Python: Extract and download all images from a web page

Updated: May 20, 2023 By: Frienzied Flame Post a comment

This example-based article walks you through 2 different ways to programmatically extract and download all images from a web page with Python. The first approach use requests and beautifulsoup4, while the second one uses scrapy.

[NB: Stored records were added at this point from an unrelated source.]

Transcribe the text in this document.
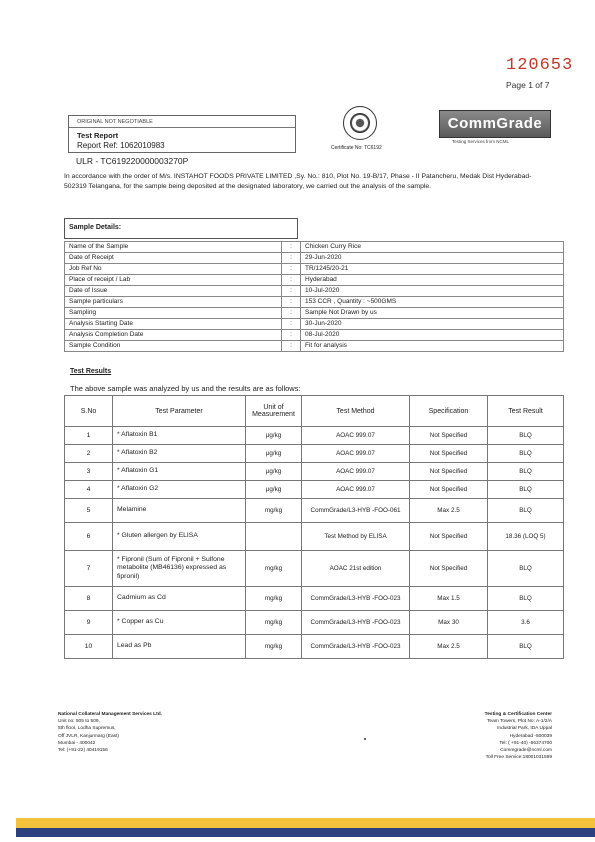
120653
Page 1 of 7
ORIGINAL NOT NEGOTIABLE
Test Report
Report Ref: 1062010983	Certificate No: TC6192
CommGrade
Testing Services from NCML
ULR - TC619220000003270P
In accordance with the order of M/s. INSTAHOT FOODS PRIVATE LIMITED ,Sy. No.: 810, Plot No. 19-B/17, Phase - II Patancheru, Medak Dist Hyderabad-502319 Telangana, for the sample being deposited at the designated laboratory, we carried out the analysis of the sample.
Sample Details:
Name of the Sample	:	Chicken Curry Rice
Date of Receipt	:	29-Jun-2020
Job Ref No	:	TR/1245/20-21
Place of receipt / Lab	:	Hyderabad
Date of Issue	:	10-Jul-2020
Sample particulars	:	153 CCR , Quantity : ~500GMS
Sampling	:	Sample Not Drawn by us
Analysis Starting Date	:	30-Jun-2020
Analysis Completion Date	:	08-Jul-2020
Sample Condition	:	Fit for analysis
Test Results
The above sample was analyzed by us and the results are as follows:
S.No	Test Parameter	Unit of Measurement	Test Method	Specification	Test Result
1	* Aflatoxin B1	µg/kg	AOAC 999.07	Not Specified	BLQ
2	* Aflatoxin B2	µg/kg	AOAC 999.07	Not Specified	BLQ
3	* Aflatoxin G1	µg/kg	AOAC 999.07	Not Specified	BLQ
4	* Aflatoxin G2	µg/kg	AOAC 999.07	Not Specified	BLQ
5	Melamine	mg/kg	CommGrade/L3-HYB -FOO-061	Max 2.5	BLQ
6	* Gluten allergen by ELISA		Test Method by ELISA	Not Specified	18.36 (LOQ 5)
7	* Fipronil (Sum of Fipronil + Sulfone metabolite (MB46136) expressed as fipronil)	mg/kg	AOAC 21st edition	Not Specified	BLQ
8	Cadmium as Cd	mg/kg	CommGrade/L3-HYB -FOO-023	Max 1.5	BLQ
9	* Copper as Cu	mg/kg	CommGrade/L3-HYB -FOO-023	Max 30	3.6
10	Lead as Pb	mg/kg	CommGrade/L3-HYB -FOO-023	Max 2.5	BLQ
National Collateral Management Services Ltd.
Unit no: 505 to 509,
5th floor, Lodha Supremus,
Off JVLR, Kanjurmarg (East)
Mumbai - 400042
Tel: (+91-22) 40419156
Testing & Certification Center
Team Towers, Plot No: A-1/2/A
Industrial Park, IDA Uppal
Hyderabad -500039
Tel: ( +91-40) -66374700
Commgrade@ncml.com
Toll Free Service:18001031599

Using Requests and BeautifulSoup

In this example, we will get all images from this sample web page:

https://api.slingacademy.com/v1/examples/sample-page.html

Before writing Python code, make sure you don’t forget to install the required libraries:

pip install requests beautifulsoup4

The complete code:

import requests
from bs4 import BeautifulSoup
from os.path import basename
import os

# We will extract and download all images from this page
url = "https://api.slingacademy.com/v1/examples/sample-page.html"

r = requests.get(url)
html = r.text

# Parse the HTML with BeautifulSoup
soup = BeautifulSoup(html, "lxml")

# Find all image tags
images = soup.find_all("img")

# Loop through the images and download them
for image in images:
  # Get the image source URL
  src = image["src"]

  # Download the image and save it to a folder named "images"
  # Auto create the folder if it doesn't exist
  if(not os.path.exists("images")):
    os.mkdir("images")
 
  with open("images/" + basename(src), "wb") as f: 
    f.write(requests.get(src).content)  

print("All images downloaded!")

After running the code, you should see a folder named images in the same directory as your Python file. Inside that folder, you’ll see a couple of newly saved images. If not, please recheck your internet connection and make sure you didn’t make any typos in the code.

Using Scrapy

We will use the same target URL as the preceding example:

https://api.slingacademy.com/v1/examples/sample-page.html

Get scrapy installed by running this command:

pip install scrapy

The image pipeline requires the package pillow to work properly (even though we don’t need to import it into our Python code). The package is used for thumbnailing and normalizing images to JPEG/RGB format. Install pillow:

pip install pillow

Then use it like so:

# Import Scrapy and other libraries
import scrapy
from scrapy.crawler import CrawlerProcess

# Define an item class for images
class ImageItem(scrapy.Item):
  image_urls = scrapy.Field()
  images = scrapy.Field()

# Define a spider class for image scraping
class ImageSpider(scrapy.Spider):
  name = "image_spider"
  start_urls = ["https://api.slingacademy.com/v1/examples/sample-page.html"]

  custom_settings = {
    "IMAGES_STORE": "images", # Store the images in the "images" folder
    "ITEM_PIPELINES": {"scrapy.pipelines.images.ImagesPipeline": 1},
    "LOG_ENABLED": True, 
    "LOG_FILE": "logs.txt",
    'REQUEST_FINGERPRINTER_IMPLEMENTATION': '2.7',
    "LOG_LEVEL": "ERROR" 
  } 

  def parse(self, response):
    # Find all image tags
    images = response.xpath("//img")

    # Loop through the images and yield items
    for image in images:
      # Get the image source URL
      src = image.xpath("@src").get()

      # Yield an item with the image URL
      yield ImageItem(image_urls=[src])

# Create a crawler process with some settings
process = CrawlerProcess()
 
# Start the crawler with the spider
process.crawl(ImageSpider) 
process.start() 

The downloaded images will be located in <your project>/images/full . The tutorial ends here. Happy coding & have a nice day!